In this paper, real-time PCR of sample pools, followed by species-specific PCRs and expert microscopy, has been shown to be an effective surveillance tool. Almost 2% of individuals screened by mass blood examination were positive by PCR, but were microscopy negative when the slides were examined by the local microscopist. Expert microscopists detected parasites in eight of the nine PCR-positive subjects. Thus, a classical mass blood examination would have missed a substantial number of infections.
In this study, expert microscopy was performed on slides from individuals in the positive pools before the second round PCR was done. This enabled some results to be reported the same day the pooled PCR results were obtained. This raises the possibility that PCR and pooling can be used to reduce microscopy time. Local microscopists usually spend only about 10 minutes examining a slide, but, as described above, the sensitivity of local microscopy is low. The sensitivity of expert microscopy is much higher, partially because about 30 minutes are required for an examination. If an expert microscopist were to examine all 475 slides, it would take ~237.5 hours. However, using the results of the pooled PCR as a guide, the experts had to examine 32 slides (eight pools), taking ~16 hours. This is much less than the time spent by the local microscopist examining all 475 slides (~80 hours). After pooled PCR and expert microscopy, results were reported as quickly as 48 hours after blood was drawn. Thus, a combination of PCR pooling and expert microscopy might be an appropriate surveillance tool.

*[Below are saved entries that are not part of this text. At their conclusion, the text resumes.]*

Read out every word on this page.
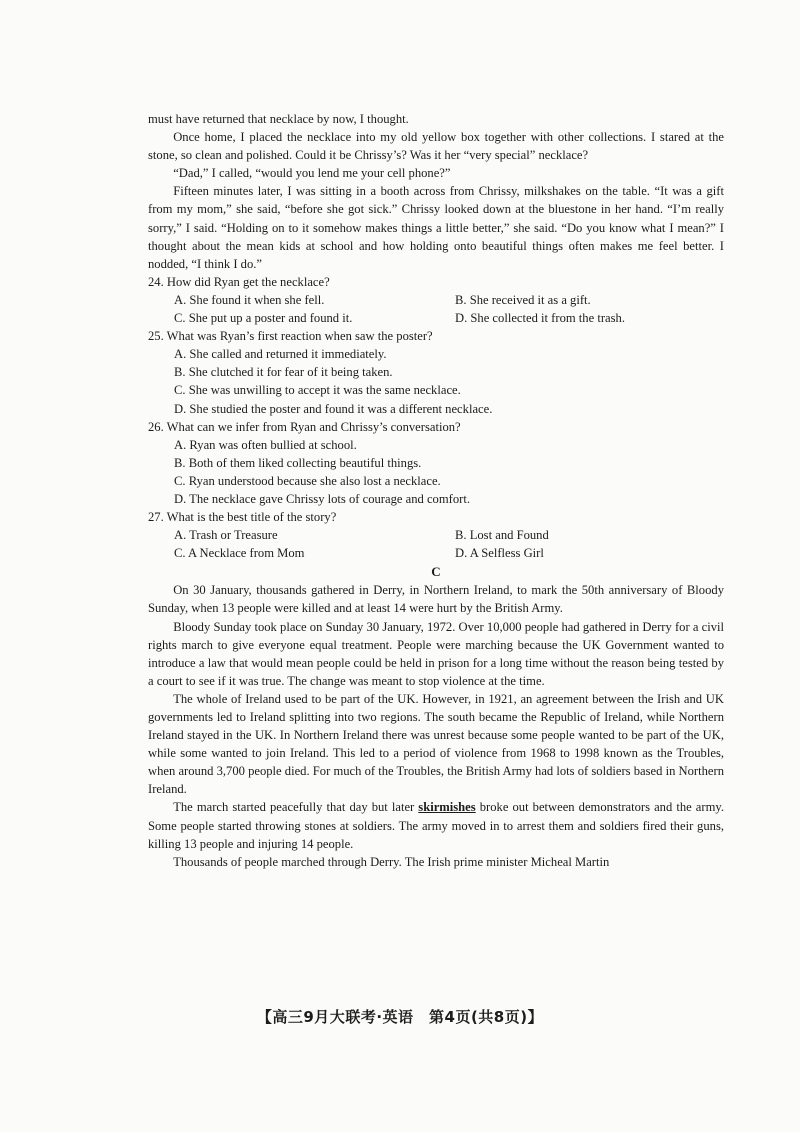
must have returned that necklace by now, I thought.

Once home, I placed the necklace into my old yellow box together with other collections. I stared at the stone, so clean and polished. Could it be Chrissy’s? Was it her “very special” necklace?

“Dad,” I called, “would you lend me your cell phone?”

Fifteen minutes later, I was sitting in a booth across from Chrissy, milkshakes on the table. “It was a gift from my mom,” she said, “before she got sick.” Chrissy looked down at the bluestone in her hand. “I’m really sorry,” I said. “Holding on to it somehow makes things a little better,” she said. “Do you know what I mean?” I thought about the mean kids at school and how holding onto beautiful things often makes me feel better. I nodded, “I think I do.”

24. How did Ryan get the necklace?
A. She found it when she fell.	B. She received it as a gift.
C. She put up a poster and found it.	D. She collected it from the trash.
25. What was Ryan’s first reaction when saw the poster?
A. She called and returned it immediately.
B. She clutched it for fear of it being taken.
C. She was unwilling to accept it was the same necklace.
D. She studied the poster and found it was a different necklace.
26. What can we infer from Ryan and Chrissy’s conversation?
A. Ryan was often bullied at school.
B. Both of them liked collecting beautiful things.
C. Ryan understood because she also lost a necklace.
D. The necklace gave Chrissy lots of courage and comfort.
27. What is the best title of the story?
A. Trash or Treasure	B. Lost and Found
C. A Necklace from Mom	D. A Selfless Girl
C

On 30 January, thousands gathered in Derry, in Northern Ireland, to mark the 50th anniversary of Bloody Sunday, when 13 people were killed and at least 14 were hurt by the British Army.

Bloody Sunday took place on Sunday 30 January, 1972. Over 10,000 people had gathered in Derry for a civil rights march to give everyone equal treatment. People were marching because the UK Government wanted to introduce a law that would mean people could be held in prison for a long time without the reason being tested by a court to see if it was true. The change was meant to stop violence at the time.

The whole of Ireland used to be part of the UK. However, in 1921, an agreement between the Irish and UK governments led to Ireland splitting into two regions. The south became the Republic of Ireland, while Northern Ireland stayed in the UK. In Northern Ireland there was unrest because some people wanted to be part of the UK, while some wanted to join Ireland. This led to a period of violence from 1968 to 1998 known as the Troubles, when around 3,700 people died. For much of the Troubles, the British Army had lots of soldiers based in Northern Ireland.

The march started peacefully that day but later skirmishes broke out between demonstrators and the army. Some people started throwing stones at soldiers. The army moved in to arrest them and soldiers fired their guns, killing 13 people and injuring 14 people.

Thousands of people marched through Derry. The Irish prime minister Micheal Martin

【高三9月大联考·英语　第4页(共8页)】
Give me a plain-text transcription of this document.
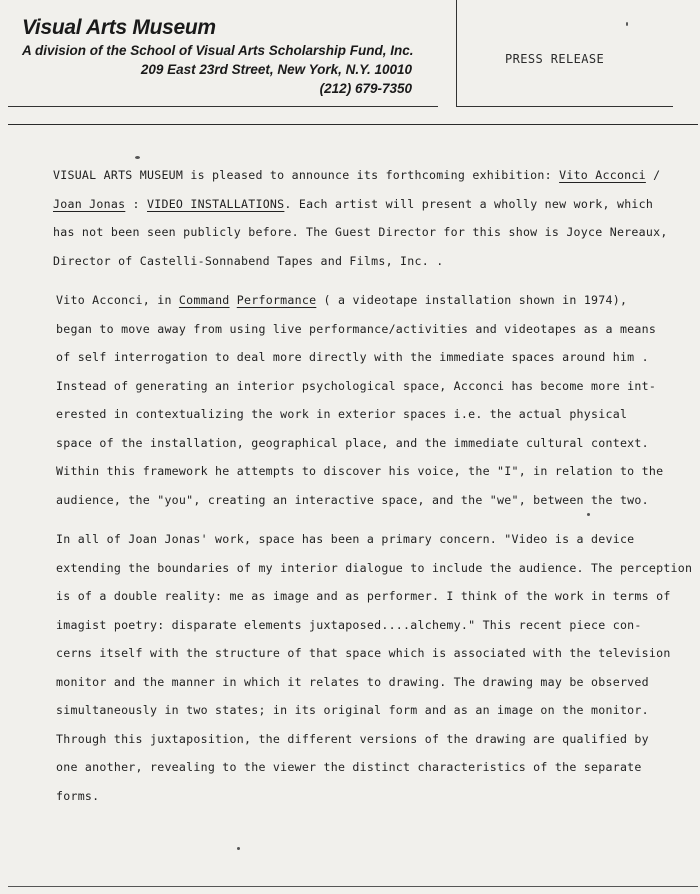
Visual Arts Museum

A division of the School of Visual Arts Scholarship Fund, Inc.

209 East 23rd Street, New York, N.Y. 10010

(212) 679-7350

PRESS RELEASE
VISUAL ARTS MUSEUM is pleased to announce its forthcoming exhibition: Vito Acconci /
Joan Jonas : VIDEO INSTALLATIONS. Each artist will present a wholly new work, which
has not been seen publicly before. The Guest Director for this show is Joyce Nereaux,
Director of Castelli-Sonnabend Tapes and Films, Inc. .
Vito Acconci, in Command Performance ( a videotape installation shown in 1974),
began to move away from using live performance/activities and videotapes as a means
of self interrogation to deal more directly with the immediate spaces around him .
Instead of generating an interior psychological space, Acconci has become more int-
erested in contextualizing the work in exterior spaces i.e. the actual physical
space of the installation, geographical place, and the immediate cultural context.
Within this framework he attempts to discover his voice, the "I", in relation to the
audience, the "you", creating an interactive space, and the "we", between the two.
In all of Joan Jonas' work, space has been a primary concern. "Video is a device
extending the boundaries of my interior dialogue to include the audience. The perception
is of a double reality: me as image and as performer. I think of the work in terms of
imagist poetry: disparate elements juxtaposed....alchemy." This recent piece con-
cerns itself with the structure of that space which is associated with the television
monitor and the manner in which it relates to drawing. The drawing may be observed
simultaneously in two states; in its original form and as an image on the monitor.
Through this juxtaposition, the different versions of the drawing are qualified by
one another, revealing to the viewer the distinct characteristics of the separate
forms.
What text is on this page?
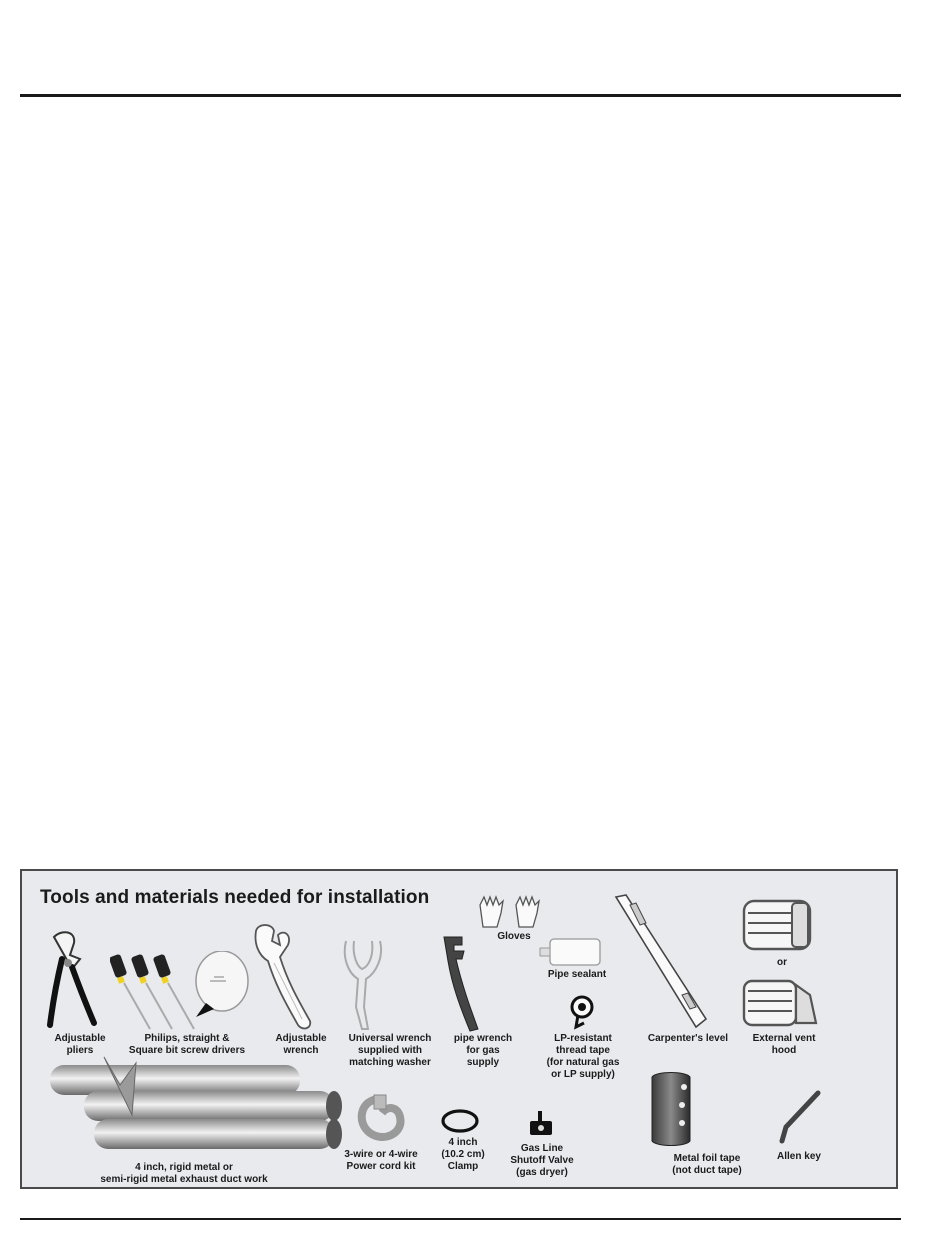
Tools and materials needed for installation
Adjustable
pliers
Philips, straight &
Square bit screw drivers
Adjustable
wrench
Universal wrench
supplied with
matching washer
pipe wrench
for gas
supply
Gloves
Pipe sealant
LP-resistant
thread tape
(for natural gas
or LP supply)
Carpenter's level
or
External vent
hood
4 inch, rigid metal or
semi-rigid metal exhaust duct work
3-wire or 4-wire
Power cord kit
4 inch
(10.2 cm)
Clamp
Gas Line
Shutoff Valve
(gas dryer)
Metal foil tape
(not duct tape)
Allen key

The study has two limitations. First, expert microscopy was only performed on PCR-positive pools, so the true sensitivity and specificity of real-time PCR cannot be calculated. Second, only about half of the village residents participated in the survey, so the true malaria prevalence may be different.
Of particular interest was the observation that none of the infected individuals contained gametocytes in their blood. This was also true in the previous study in Trat (Rogawski et al., unpublished results). This has implications for understanding malaria transmission. In a previous study in Mae Hong Son , infectivity was closely associated with the presence of gametocytes in the blood. The results presented here suggest that the prevalent asymptomatic infections may not be major infectious reservoirs at the time of the survey. However, it is possible that many of these asymptomatic infections represent early stage infections. Thus, the true value of PCR-based surveillance might be in early detection and prevention of disease and subsequent mosquito infectivity. On the other hand, it is also possible that many of these infections might clear parasitaemia, just as patient 88 appeared to do.
In summary, this paper shows that pooling and real-time PCR, combined with expert microscopy is rapid and cost-effective and is superior to local microscopy in detection of infections. It might serve an important role in efforts to eliminate malaria in low-transmission settings.